Several methods already attempt the decomposition we're describing. Attention-output SAEs , multi-token transcoders , and Low-Rank Sparse Attention all learn a sparse, overcomplete basis of rank-1 OV directions for an attention layer. They differ in how they handle attention patterns – SAEs come after base model attention, multi-token transcoders mix the base model's frozen patterns, and Lorsa learns new full-rank QK circuits shared across groups of features — but in all three the OV side is the same. These approaches target polysemanticity and superposition: a polysemantic head writes different behaviors to different output directions, and a feature spread across heads still writes to one net direction, so a rank-1 OV basis can in principle isolate both.

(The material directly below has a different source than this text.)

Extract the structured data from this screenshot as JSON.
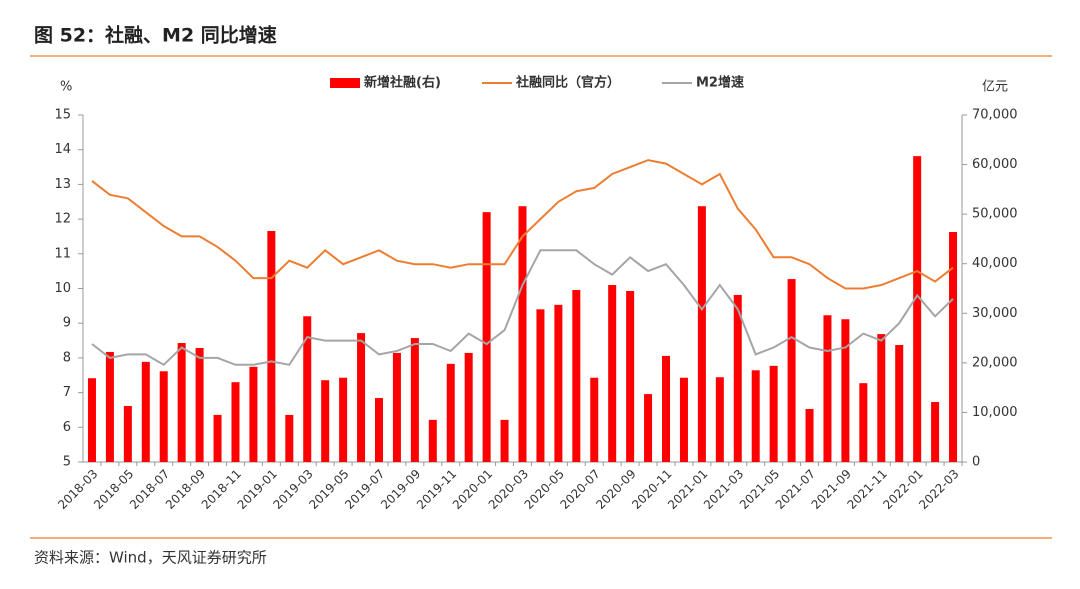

One consequence of the rank-1 OV design is that features with higher-rank OV, like succession or copying induction, get split across many learned features, when they might be better understood as single behaviors. These approaches also inherit the high-rank interpretability challenge, since their QK circuits are still high rank. We'd be excited to see these decompositions applied to a small number of early-layer heads that are understandable with HeadVis; that is likely the easiest way to get a qualitative sense of their performance.

Conclusion

We're optimistic about interpreting attention. HeadVis surfaces concrete examples of most obstacles, and the examples aren't hard to find once the tool exists. Now that there's a set of crisp examples to work from, we think the field is positioned to tackle the obstacles directly. That will require new methods, but the examples tell us what those methods need to handle.